Fireworks manufacturers craft hundreds of stars by hand, each of which is used in a single firework. Manufacturers mix carefully measured ingredients like black powder and perchlorate with colouring and binding agents: aluminium or magnesium for white, copper salts for blue, barium nitrate for green, strontium nitrate for red, sodium salts for yellow, and charcoal or other types of carbon for orange. The resulting material is a massive slab of dough that is then cut into half-inch cubes and set out to dry.

Mixing Bowls for creating firework stars
A machine that creates firework cardbord shells
Mortar tubes for firework shells

Black Powder

The recipe for gunpowder, or black powder, the primary material in all fireworks, has remained essentially the same since it was first discovered about 2,000 years ago in China: 10% sulphur, 15% charcoal, and 75% potassium nitrate. Black powder is a “low explosive” and lends itself to fireworks.

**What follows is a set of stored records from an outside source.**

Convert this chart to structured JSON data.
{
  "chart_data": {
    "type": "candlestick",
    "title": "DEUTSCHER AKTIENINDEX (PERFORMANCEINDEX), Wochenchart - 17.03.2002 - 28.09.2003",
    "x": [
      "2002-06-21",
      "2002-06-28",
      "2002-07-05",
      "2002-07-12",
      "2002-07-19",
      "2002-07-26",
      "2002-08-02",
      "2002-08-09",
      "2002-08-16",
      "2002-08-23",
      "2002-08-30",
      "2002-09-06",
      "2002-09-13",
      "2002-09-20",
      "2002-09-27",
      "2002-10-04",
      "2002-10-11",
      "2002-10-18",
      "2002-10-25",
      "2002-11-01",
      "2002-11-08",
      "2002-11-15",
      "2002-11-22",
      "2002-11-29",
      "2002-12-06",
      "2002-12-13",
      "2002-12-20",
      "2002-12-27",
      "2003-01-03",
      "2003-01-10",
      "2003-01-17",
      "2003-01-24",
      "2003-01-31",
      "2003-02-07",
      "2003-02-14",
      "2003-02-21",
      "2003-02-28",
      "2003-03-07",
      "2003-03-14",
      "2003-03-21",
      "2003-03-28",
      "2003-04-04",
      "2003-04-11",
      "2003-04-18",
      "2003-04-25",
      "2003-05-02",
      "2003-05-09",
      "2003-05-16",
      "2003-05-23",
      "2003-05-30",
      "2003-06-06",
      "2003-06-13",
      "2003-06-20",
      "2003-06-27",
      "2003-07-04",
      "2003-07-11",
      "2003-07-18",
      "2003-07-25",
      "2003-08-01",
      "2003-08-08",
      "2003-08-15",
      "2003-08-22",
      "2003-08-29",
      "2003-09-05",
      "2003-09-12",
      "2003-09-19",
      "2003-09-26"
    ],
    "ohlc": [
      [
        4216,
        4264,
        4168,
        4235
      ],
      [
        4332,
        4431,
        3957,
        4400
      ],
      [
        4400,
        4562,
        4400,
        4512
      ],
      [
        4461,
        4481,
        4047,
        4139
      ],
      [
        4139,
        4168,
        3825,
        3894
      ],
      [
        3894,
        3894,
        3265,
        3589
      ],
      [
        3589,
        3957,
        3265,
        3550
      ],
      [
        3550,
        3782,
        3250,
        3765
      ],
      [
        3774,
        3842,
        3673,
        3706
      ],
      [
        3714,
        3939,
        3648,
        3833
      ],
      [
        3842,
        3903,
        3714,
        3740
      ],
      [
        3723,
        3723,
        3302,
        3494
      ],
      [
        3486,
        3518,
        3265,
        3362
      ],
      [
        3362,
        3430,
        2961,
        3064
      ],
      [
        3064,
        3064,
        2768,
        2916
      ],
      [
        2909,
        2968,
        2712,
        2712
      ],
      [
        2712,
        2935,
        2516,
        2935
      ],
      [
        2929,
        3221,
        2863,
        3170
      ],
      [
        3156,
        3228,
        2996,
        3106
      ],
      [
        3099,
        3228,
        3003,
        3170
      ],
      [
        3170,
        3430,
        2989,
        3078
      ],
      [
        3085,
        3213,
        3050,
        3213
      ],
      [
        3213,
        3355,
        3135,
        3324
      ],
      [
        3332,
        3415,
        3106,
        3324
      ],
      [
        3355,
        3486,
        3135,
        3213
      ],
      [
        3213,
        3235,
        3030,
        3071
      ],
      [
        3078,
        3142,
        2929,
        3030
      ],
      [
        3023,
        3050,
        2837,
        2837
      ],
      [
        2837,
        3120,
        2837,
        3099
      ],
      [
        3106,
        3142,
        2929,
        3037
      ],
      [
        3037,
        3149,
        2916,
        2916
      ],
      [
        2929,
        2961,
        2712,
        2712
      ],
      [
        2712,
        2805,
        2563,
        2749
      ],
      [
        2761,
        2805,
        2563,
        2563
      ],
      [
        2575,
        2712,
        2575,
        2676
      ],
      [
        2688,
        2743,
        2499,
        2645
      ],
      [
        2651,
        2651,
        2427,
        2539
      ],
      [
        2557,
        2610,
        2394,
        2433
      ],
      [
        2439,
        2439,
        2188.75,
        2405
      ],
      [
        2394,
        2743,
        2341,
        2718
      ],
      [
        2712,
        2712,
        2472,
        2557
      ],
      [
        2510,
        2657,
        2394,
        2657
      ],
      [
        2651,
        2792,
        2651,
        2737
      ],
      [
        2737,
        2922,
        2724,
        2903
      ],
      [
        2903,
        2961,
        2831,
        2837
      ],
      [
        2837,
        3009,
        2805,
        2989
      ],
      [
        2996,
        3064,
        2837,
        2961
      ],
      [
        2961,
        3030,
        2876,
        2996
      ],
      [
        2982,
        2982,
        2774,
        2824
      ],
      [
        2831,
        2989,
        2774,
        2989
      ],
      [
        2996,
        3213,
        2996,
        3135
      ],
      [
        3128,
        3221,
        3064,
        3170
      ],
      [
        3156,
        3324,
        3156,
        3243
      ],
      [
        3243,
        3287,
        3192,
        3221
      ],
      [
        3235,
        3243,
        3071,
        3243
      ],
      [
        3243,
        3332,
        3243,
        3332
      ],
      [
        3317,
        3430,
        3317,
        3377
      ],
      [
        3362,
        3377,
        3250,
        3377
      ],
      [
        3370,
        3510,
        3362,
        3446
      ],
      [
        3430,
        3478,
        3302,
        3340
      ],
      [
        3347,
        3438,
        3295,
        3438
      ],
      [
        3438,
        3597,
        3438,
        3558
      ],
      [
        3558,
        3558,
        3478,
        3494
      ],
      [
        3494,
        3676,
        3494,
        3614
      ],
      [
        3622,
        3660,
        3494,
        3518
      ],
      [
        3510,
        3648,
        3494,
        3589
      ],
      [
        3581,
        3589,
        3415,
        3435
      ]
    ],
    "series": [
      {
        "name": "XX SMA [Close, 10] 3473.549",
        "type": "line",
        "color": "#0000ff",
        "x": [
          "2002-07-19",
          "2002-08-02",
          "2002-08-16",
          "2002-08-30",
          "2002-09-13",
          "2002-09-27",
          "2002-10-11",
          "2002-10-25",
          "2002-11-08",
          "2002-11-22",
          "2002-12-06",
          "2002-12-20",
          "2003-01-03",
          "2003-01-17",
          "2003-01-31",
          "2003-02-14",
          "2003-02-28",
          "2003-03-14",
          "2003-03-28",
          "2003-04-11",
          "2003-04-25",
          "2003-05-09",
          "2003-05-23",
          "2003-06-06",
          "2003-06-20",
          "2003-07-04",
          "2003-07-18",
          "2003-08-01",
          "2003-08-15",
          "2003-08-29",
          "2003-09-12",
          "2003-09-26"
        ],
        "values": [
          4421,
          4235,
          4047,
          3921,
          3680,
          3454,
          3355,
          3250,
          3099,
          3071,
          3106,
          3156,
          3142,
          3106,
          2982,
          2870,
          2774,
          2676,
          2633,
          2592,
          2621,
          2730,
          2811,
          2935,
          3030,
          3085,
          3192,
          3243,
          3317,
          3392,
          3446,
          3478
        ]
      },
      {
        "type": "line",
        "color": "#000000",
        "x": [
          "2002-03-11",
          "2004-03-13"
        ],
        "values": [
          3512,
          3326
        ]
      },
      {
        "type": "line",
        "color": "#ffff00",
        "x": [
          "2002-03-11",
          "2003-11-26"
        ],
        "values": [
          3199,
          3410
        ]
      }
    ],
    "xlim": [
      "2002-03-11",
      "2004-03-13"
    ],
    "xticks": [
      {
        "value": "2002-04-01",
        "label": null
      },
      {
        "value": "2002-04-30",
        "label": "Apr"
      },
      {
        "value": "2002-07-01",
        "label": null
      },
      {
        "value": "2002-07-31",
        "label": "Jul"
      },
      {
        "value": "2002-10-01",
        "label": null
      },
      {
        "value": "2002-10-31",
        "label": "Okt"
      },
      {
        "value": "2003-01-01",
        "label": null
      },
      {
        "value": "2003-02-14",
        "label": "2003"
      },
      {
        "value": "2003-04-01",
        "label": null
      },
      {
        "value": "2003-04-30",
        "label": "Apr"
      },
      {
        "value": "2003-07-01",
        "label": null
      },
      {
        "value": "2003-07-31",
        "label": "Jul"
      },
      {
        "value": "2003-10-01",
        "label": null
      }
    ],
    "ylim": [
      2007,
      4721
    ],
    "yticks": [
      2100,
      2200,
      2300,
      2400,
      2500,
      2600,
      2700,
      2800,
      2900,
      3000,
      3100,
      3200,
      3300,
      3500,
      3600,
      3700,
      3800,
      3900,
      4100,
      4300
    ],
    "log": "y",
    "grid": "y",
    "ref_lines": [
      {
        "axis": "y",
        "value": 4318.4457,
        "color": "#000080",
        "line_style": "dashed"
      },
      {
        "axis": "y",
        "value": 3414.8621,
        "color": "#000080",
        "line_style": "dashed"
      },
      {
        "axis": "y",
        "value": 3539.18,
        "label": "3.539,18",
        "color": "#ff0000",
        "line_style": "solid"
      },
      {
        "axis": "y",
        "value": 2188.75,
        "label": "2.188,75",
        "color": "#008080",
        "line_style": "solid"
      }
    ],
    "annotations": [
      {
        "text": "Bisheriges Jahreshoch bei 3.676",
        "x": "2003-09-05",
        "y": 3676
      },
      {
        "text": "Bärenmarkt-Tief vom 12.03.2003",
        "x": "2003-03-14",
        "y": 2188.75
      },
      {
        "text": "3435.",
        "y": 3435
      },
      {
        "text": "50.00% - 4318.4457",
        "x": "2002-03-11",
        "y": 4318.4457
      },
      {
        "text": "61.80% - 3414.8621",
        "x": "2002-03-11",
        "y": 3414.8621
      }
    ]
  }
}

Firework manufacturers use several different ways to control the powder’s rate of burn.

Launch Tube

Most fireworks are launched from steel or fiberglass tube rows seated in wooded racks that are secured in troughs of sand or wooden steaks . The mortars or tubes generally have the same diameter, but they are three times longer than firework shells.

Main Fuse

In ancient times, pyrotechnicians used to ignite their fireworks with tissue paper that was rolled around a black powder trail. Later, string featuring gunpowder was used. Nowadays, electrical wires connect a master control board to the fireworks. With a push of a button, the electrical current rushes through the wire, creating a spark that ignites the main fuse. The main fuse ignites the two secondary fuses at the same time. One is the time-delay fuse that is buried inside the shell that leads to the heart of the firework, and the other is a side fuse that acts fast to ignite the lift charge.

Lift Charge

When black powder burns in the open air, the gas and heat it generates quickly dissipate. But if the black powder is confined, e.g. in a pouch at the firework cylinder’s bottom, the trapped gas and heat will push vigorously at the inside of the launch tube until an explosion occurs. This explosion frees the gas and heat and hurtles the firework shell high into the air.

When we think of fireworks, things like incredible bursts of colour and light that paint the night sky usually come to mind. But these bursts are only the magnificent end of fireworks that likely took years of experience, hours of labour, and weeks of planning to fashion and fire. Creating a firework is an art in its own right.